September 26, 2004

long day

so i've finally moved down to la, and after last night's histrionics, it's probably about time. not that there wasn't another long drag-out of emotion this morning. kat suggested (some time around midnight just as i finished up packing) that we leave around 11, as is opposed to the previously discussed noon. so, i woke up at 10, dressed, broke the news about my early departure to my parents, ate, did all my last minute throwing of crap into bags...and waited. at this point i was feeling shit for leaving my parents behind without my company. sad sad sad. dad was essentially following me around from room to room, running his own errands, but still with a suspicious correlation to my own wanderings. mother kept remembering things i had forgotten and was plying me with pills and vitamins and teas and recipes. i was ready to leave by 11, but kat did not arrive till just short of 1. so goodbyes with my family were drawn out to agonizing lengths, leaving me with indelible pout lines framing my mouth and a growing urge to just end it all, horrid daughter that i was. you cannot drag sad goodbyes out for long without eventually experiencing suicidal pangs. finally, we were all so emotionally spent that dad went upstairs to pay bills, i flicked on the tv, and mom retreated to the kitchen. finally kat did arrive, and we piled up the last bags of my things into whatever spaces of her car that were not already maxed, hugged one last time, and i was gone. pathetic, ironic, self-conscious, tragic wave as the car turned around and sped away. i was a credit card commercial, or a home loan ad.

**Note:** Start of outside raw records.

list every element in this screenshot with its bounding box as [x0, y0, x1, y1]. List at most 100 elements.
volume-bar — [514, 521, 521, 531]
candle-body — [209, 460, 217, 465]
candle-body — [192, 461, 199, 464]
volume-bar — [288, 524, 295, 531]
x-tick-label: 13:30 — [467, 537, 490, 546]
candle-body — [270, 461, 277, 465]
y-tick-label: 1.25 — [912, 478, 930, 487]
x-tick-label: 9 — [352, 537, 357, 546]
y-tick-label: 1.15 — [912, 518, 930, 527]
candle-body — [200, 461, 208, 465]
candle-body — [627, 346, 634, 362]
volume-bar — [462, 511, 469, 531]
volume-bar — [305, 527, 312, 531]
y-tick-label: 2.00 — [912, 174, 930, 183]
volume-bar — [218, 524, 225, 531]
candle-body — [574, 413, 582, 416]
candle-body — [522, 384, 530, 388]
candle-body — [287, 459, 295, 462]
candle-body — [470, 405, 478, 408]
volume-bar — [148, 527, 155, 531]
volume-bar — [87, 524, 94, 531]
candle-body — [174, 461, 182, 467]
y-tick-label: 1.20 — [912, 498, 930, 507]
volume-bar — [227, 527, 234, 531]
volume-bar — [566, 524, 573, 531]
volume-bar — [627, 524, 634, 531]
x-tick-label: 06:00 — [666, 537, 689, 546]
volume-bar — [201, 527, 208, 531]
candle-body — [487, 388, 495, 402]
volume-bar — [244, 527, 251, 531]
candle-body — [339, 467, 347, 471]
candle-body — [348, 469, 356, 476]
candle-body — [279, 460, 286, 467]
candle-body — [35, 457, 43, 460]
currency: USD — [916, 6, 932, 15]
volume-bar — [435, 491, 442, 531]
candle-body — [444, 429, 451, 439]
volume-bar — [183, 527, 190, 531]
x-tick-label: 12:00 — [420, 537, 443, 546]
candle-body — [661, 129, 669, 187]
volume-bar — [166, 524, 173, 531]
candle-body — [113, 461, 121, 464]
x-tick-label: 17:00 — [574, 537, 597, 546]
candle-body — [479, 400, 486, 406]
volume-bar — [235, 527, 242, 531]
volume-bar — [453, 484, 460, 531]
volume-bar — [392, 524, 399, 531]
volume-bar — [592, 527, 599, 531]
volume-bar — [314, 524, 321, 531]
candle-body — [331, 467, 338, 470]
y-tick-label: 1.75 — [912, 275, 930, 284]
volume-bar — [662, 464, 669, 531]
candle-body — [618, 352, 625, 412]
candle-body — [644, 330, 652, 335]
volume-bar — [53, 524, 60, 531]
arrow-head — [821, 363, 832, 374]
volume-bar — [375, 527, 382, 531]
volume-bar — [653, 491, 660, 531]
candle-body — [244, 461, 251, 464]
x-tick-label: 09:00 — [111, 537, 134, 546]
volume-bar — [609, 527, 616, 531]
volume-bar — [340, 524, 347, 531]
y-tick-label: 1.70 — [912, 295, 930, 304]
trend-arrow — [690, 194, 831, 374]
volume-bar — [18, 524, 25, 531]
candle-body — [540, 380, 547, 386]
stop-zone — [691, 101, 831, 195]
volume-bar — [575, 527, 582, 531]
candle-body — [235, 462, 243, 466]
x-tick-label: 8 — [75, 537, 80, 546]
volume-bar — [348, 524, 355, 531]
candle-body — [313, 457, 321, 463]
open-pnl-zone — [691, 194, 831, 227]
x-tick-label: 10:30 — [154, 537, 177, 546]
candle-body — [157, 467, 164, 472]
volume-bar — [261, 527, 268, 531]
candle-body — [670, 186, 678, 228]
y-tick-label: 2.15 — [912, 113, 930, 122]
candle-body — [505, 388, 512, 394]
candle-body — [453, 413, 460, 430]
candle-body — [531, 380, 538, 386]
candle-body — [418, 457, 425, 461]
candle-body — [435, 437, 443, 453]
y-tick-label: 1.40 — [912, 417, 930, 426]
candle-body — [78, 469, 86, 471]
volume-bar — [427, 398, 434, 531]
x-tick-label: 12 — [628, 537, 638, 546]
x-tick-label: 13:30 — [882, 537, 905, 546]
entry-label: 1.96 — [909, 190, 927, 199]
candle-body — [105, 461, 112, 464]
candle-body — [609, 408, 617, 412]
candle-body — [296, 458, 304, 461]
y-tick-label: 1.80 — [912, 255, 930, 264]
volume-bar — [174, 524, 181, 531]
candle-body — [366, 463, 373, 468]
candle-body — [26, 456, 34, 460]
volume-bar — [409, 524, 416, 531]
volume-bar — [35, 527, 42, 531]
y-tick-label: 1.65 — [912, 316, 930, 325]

hit the road for several hours, as usual. kat picked the music, as well as supplied it, due to her unwavering taste. i napped. we stopped at a carl's jr. and i inadvertently ordered a double cheeseburger due to unfamiliar burger names, which i was then forced to eat. the lady even asked me, "are you sure?" to which i stuttered a pathetic inarticulate equivocal mesh until she just rung me up for what i had ordered. was not delivered my soda, however; perhaps she thought i was getting enough filth in the form of that horrid mass of burger. bulging, drove the rest of the way to la, the biggest event - viewing a flipped minivan.

we arrived and i promptly set about to constructing my furniture. called the parents to let them know i arrived intact. and discovered i needed a hammer to progress anywhere in my project. convinced kat to go to rite aid, stopped at diddy reese for dinner (ice cream sandwiches. i figured, as long as i'm eating badly, why stop?), and returned to the apartment for fun and carpentry.

(aside: actually, we stopped at kevin smith's comic book store in westwood for the geek contact high. it was very self-referential, almost disturbingly so. posters from his movies adorning all the walls, figures of jay and silent bob, costumes, t-shirts, more images of jay and silent bob. jason mewes was behind the counter looking slightly pudgier in person and quite unapproachable. of course, i am completely terrified of people, so i'd have to say that most strangers look entirely unapproachable to me. it has to be extraordinarily bizarre working in a place with your face adorning ever corner, and a third of the merchandise. i would probably go into a paranoid freak-out. though, come to think about it, i do that a little just if i think people are watching me. and as i was terribly comfortable dressed in a 80's-styled shirt and horribly ripped jeans, i was terribly uncomfortable wondering if i was getting weird looks.)

but now back to our regularly scheduled story:
i added to the enjoyment of the entire (carpentry) proceedings by putting up dirty away messages to the ilk of, "surrounded by wood, though not the fun kind. someone fetch me a carpenter." not one of the better ones, i'm afraid, but the only one i can remember. i assembled: an end table (child's play, just screw on the legs), a desk, a bookshelf, a filing cabinet, and a dresser. and again, made many many dirty double entendres based on the word "screw." finally, finished all that and was able to assemble my bed. kat dislikes the arrangement of the room, and i must admit, i do take up much too much space, but i think i'll wait until cynthia arrives to move my desk and dresser into reasonable places. my computer is currently at the opposite side of the room as my desk, as that is where the ethernet port is, but i'm thinking i shall just get a cheap wireless hub and neatly mend that little problem. aside from those little snags, i'm well on my way to becoming settled. i have yet to unpack, of course, but jungle sheets now adorn my bed. (i am so gonna snag a man this year, just you wait.)

as an only child, i think it will be very difficult to restrain myself from becoming a huge nuisance to my roommates. i have never lived in such close proximity to someone i get along with (not even last year, hee), and there is a definite danger that i will glom on to my roommates like an attention-starved younger sibling and never let them have a moment of peace. actually, i think of it as more of an inevitability. i can only hope i am not too obvious in this, or at least that i am endearing enough to make it forgivable. and if i squeal and hug anyone this week, please just chalk it up to high spirits, but i will attempt to feign decorum, for your peace of mind.